Ci auguriamo che il Governo prenda chiaramente posizione, con la necessaria franchezza, senza alcuna indulgenza, contro la decisione della Turchia di Erdogan di ritirarsi dalla Convenzione di Istanbul, che condanna la violenza contro le donne.

Non si limiti il Governo ad una formale disapprovazione, ma, attraverso le vie diplomatiche, esprima, con tutti i crismi dell’ufficialità, il nostro sconcerto.

Lo stesso Parlamento del nostro Paese – e sarebbe l’occasione di una presa di posizione unitaria, segno di una maturità civile, che sa andare oltre ogni controversia politica – riteniamo debba esprimere la propria ferma condanna nei confronti del regime di Ankara.

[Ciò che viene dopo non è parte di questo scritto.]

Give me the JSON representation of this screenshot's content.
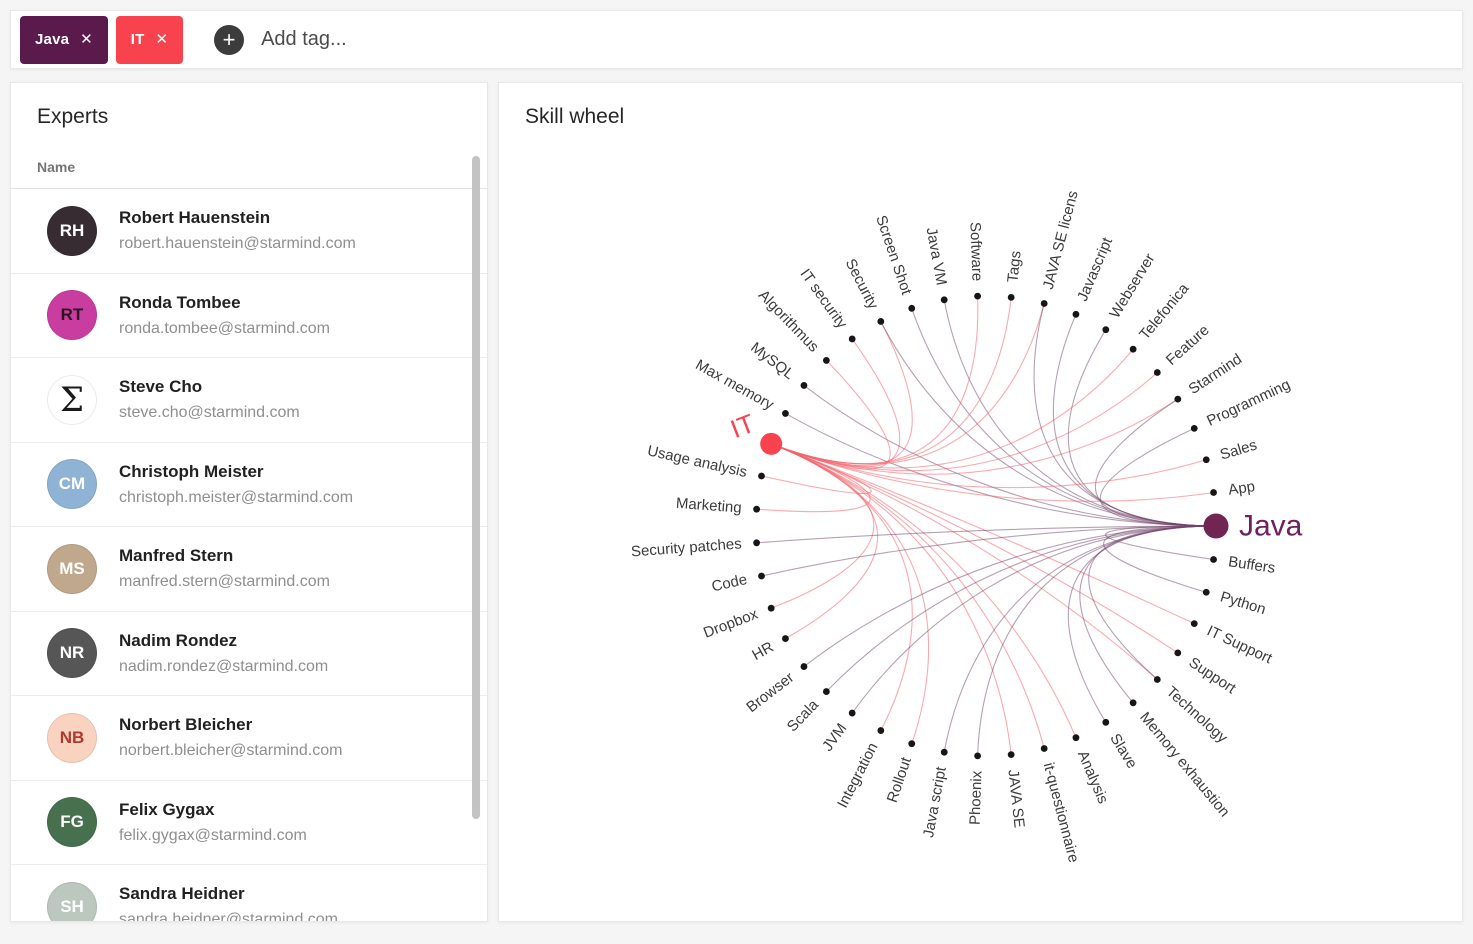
{
  "tag_bar": {
    "tags": [
      {
        "label": "Java",
        "color": "#5a1b4c"
      },
      {
        "label": "IT",
        "color": "#f8424d"
      }
    ],
    "close_icon": "✕",
    "add_icon": "+",
    "add_placeholder": "Add tag..."
  },
  "experts_panel": {
    "title": "Experts",
    "column_header": "Name",
    "experts": [
      {
        "name": "Robert Hauenstein",
        "email": "robert.hauenstein@starmind.com",
        "avatar_bg": "#372c31",
        "avatar_fg": "#ffffff",
        "avatar_glyph": "RH"
      },
      {
        "name": "Ronda Tombee",
        "email": "ronda.tombee@starmind.com",
        "avatar_bg": "#c93da0",
        "avatar_fg": "#2b1220",
        "avatar_glyph": "RT"
      },
      {
        "name": "Steve Cho",
        "email": "steve.cho@starmind.com",
        "avatar_bg": "#ffffff",
        "avatar_fg": "#1a1a1a",
        "avatar_glyph": "Σ"
      },
      {
        "name": "Christoph Meister",
        "email": "christoph.meister@starmind.com",
        "avatar_bg": "#8fb3d4",
        "avatar_fg": "#ffffff",
        "avatar_glyph": "CM"
      },
      {
        "name": "Manfred Stern",
        "email": "manfred.stern@starmind.com",
        "avatar_bg": "#c0a88d",
        "avatar_fg": "#ffffff",
        "avatar_glyph": "MS"
      },
      {
        "name": "Nadim Rondez",
        "email": "nadim.rondez@starmind.com",
        "avatar_bg": "#565656",
        "avatar_fg": "#ffffff",
        "avatar_glyph": "NR"
      },
      {
        "name": "Norbert Bleicher",
        "email": "norbert.bleicher@starmind.com",
        "avatar_bg": "#f9d2c0",
        "avatar_fg": "#b0392e",
        "avatar_glyph": "NB"
      },
      {
        "name": "Felix Gygax",
        "email": "felix.gygax@starmind.com",
        "avatar_bg": "#47704f",
        "avatar_fg": "#ffffff",
        "avatar_glyph": "FG"
      },
      {
        "name": "Sandra Heidner",
        "email": "sandra.heidner@starmind.com",
        "avatar_bg": "#bcc7c0",
        "avatar_fg": "#ffffff",
        "avatar_glyph": "SH"
      }
    ]
  },
  "skill_wheel": {
    "title": "Skill wheel",
    "hub_colors": {
      "it": "#f8424d",
      "java": "#702553"
    },
    "hub_text_colors": {
      "it": "#f8424d",
      "java": "#6e2160"
    },
    "edge_colors": {
      "it": "#f4656d",
      "java": "#6f4168"
    },
    "label_color": "#3c3c3c",
    "dot_color": "#161616",
    "nodes": [
      {
        "label": "Java",
        "hub": "java"
      },
      {
        "label": "Buffers",
        "links": [
          "java"
        ]
      },
      {
        "label": "Python",
        "links": [
          "java"
        ]
      },
      {
        "label": "IT Support",
        "links": [
          "it"
        ]
      },
      {
        "label": "Support",
        "links": [
          "it"
        ]
      },
      {
        "label": "Technology",
        "links": [
          "it",
          "java"
        ]
      },
      {
        "label": "Memory exhaustion",
        "links": [
          "java"
        ]
      },
      {
        "label": "Slave",
        "links": [
          "java"
        ]
      },
      {
        "label": "Analysis",
        "links": [
          "it"
        ]
      },
      {
        "label": "it-questionnaire",
        "links": [
          "it"
        ]
      },
      {
        "label": "JAVA SE",
        "links": [
          "it"
        ]
      },
      {
        "label": "Phoenix",
        "links": [
          "java"
        ]
      },
      {
        "label": "Java script",
        "links": [
          "java"
        ]
      },
      {
        "label": "Rollout",
        "links": [
          "it"
        ]
      },
      {
        "label": "Integration",
        "links": [
          "it"
        ]
      },
      {
        "label": "JVM",
        "links": [
          "java"
        ]
      },
      {
        "label": "Scala",
        "links": [
          "java"
        ]
      },
      {
        "label": "Browser",
        "links": [
          "java"
        ]
      },
      {
        "label": "HR",
        "links": [
          "it"
        ]
      },
      {
        "label": "Dropbox",
        "links": [
          "it"
        ]
      },
      {
        "label": "Code",
        "links": [
          "java"
        ]
      },
      {
        "label": "Security patches",
        "links": [
          "java"
        ]
      },
      {
        "label": "Marketing",
        "links": [
          "it"
        ]
      },
      {
        "label": "Usage analysis",
        "links": [
          "it"
        ]
      },
      {
        "label": "IT",
        "hub": "it"
      },
      {
        "label": "Max memory",
        "links": [
          "java"
        ]
      },
      {
        "label": "MySQL",
        "links": [
          "java"
        ]
      },
      {
        "label": "Algorithmus",
        "links": [
          "it"
        ]
      },
      {
        "label": "IT security",
        "links": [
          "it"
        ]
      },
      {
        "label": "Security",
        "links": [
          "it",
          "java"
        ]
      },
      {
        "label": "Screen Shot",
        "links": [
          "java"
        ]
      },
      {
        "label": "Java VM",
        "links": [
          "java"
        ]
      },
      {
        "label": "Software",
        "links": [
          "it"
        ]
      },
      {
        "label": "Tags",
        "links": [
          "it"
        ]
      },
      {
        "label": "JAVA SE licens",
        "links": [
          "it",
          "java"
        ]
      },
      {
        "label": "Javascript",
        "links": [
          "java"
        ]
      },
      {
        "label": "Webserver",
        "links": [
          "java"
        ]
      },
      {
        "label": "Telefonica",
        "links": [
          "it"
        ]
      },
      {
        "label": "Feature",
        "links": [
          "it"
        ]
      },
      {
        "label": "Starmind",
        "links": [
          "it",
          "java"
        ]
      },
      {
        "label": "Programming",
        "links": [
          "java"
        ]
      },
      {
        "label": "Sales",
        "links": [
          "it"
        ]
      },
      {
        "label": "App",
        "links": [
          "it"
        ]
      }
    ]
  }
}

Invocare, come fa Erdogan, a sostegno di tale ritrattazione, la difesa dei valori della famiglia tradizionale – evidentemente secondo la concezione cui si rifà il Governo turco, ed alla quale per prime, si oppongono le stesse organizzazioni delle donne islamiche – è un gesto di gravità inaudita ed, anzi, provocatorio nei confronti di tutti i Paesi del Consiglio d’Europa.

Varata da quest’ultimo nell’aprile 2011, la Convenzione esplica i suoi effetti giuridici, vincolanti per tutti i Paesi membri, dall’agosto 2014, dopo essere stata adottata dal numero prescritto dei Paesi membri.

Effetti giuridici  dei quali Erdogan vuole evidentemente  liberarsi.

Osserviamo, altresì, che stiamo entrando in un momento storico di tale stretta e crescente interdipendenza tra Stati, da esigere che, nelle relazioni internazionali, venga superata la logica di una “real politic” determinata e sorretta dalla salvaguardia degli interessi legati all’interscambio commerciale, a favore di un indirizzo, che sia, al contrario, commisurato ai criteri che i diversi Paesi assumono sul piano della difesa o meno dei diritti umani.